We reviewed the clinical characteristics, laboratory studies, and outcomes of 59 patients with DOCK8 deficiency evaluated at the NIH Clinical Center. Twenty-one anti-cytokine autoantibodies were screened using a multiplex particle-based assay. Somatic reversions restoring DOCK8 protein expression in lymphocytes were assessed by flow cytometry in 49 patients.
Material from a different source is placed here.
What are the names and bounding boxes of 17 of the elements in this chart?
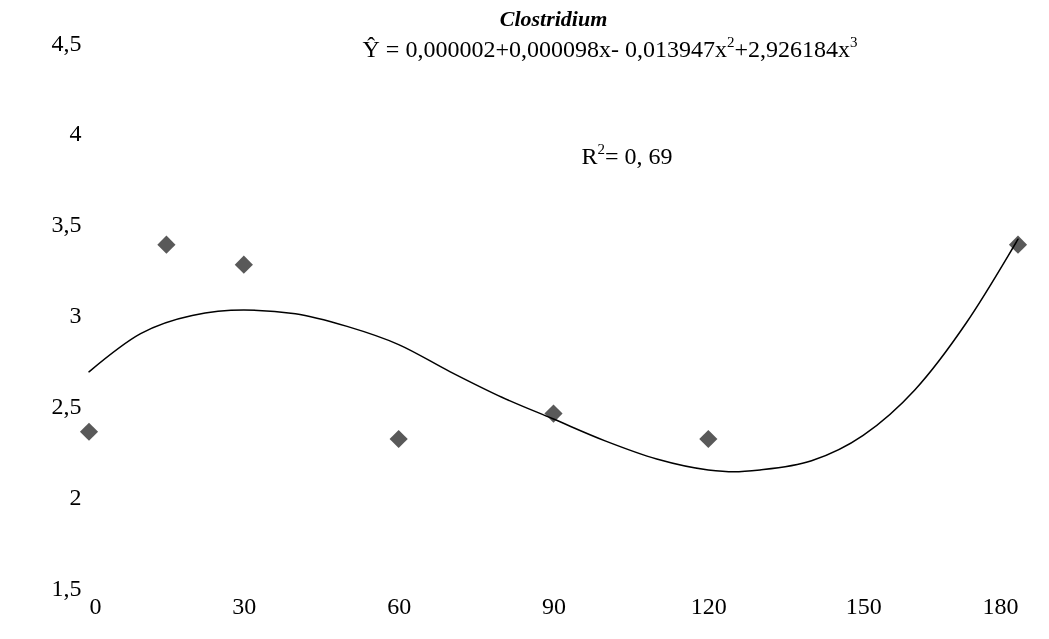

The median age at initial evaluation was 10 years (range 0.5-42), with 54% female. The most common clinical findings were sinopulmonary infections (96.6%), recurrent or chronic viral skin infections (96.6%), and eczema (93.2%). End-organ damage included bronchiectasis (44.1%), liver disease (primarily Cryptosporidium-related) (28.1%), and vasculopathy (17.9%). Malignancies (27.1%) included squamous cell carcinoma (13.6%) and lymphoma (23.7%). Laboratory findings showed elevated serum IgE (87.9%), low serum IgM (62.1%), and lymphopenia-affecting CD4 (64.9%), CD8 (43.9%), and NK cells (52.6%). The overall survival was 64% (age of death 7-45 years; median 18). Forty-five patients (76.3%) underwent HCT with a survival rate of 75.6%; 14 (23.7%) did not undergo HCT with a survival rate of 21.4%. Neutralizing autoantibodies against type I/II interferons were not detected in 57 patients. Forty-nine patients were assessed for lymphocyte somatic reversions; 23 had reversions in lymphocytes, while 26 either did not have reversions or had mutations (e.g., large homozygous deletions) that could not be reverted. Patients with reversions had milder eczema, an increased incidence of warts, older age at HCT, and less CD8 lymphopenia; other clinical features, including malignancy and mortality did not differ from those without reversions.
DOCK8 deficiency is associated with a high incidence of morbidity and mortality by early adulthood without curative HCT. Neutralizing autoantibodies against type I/II interferon were not present despite a high burden of viral infections. Somatic reversions were common but did not preclude life-threatening complications, including malignancy.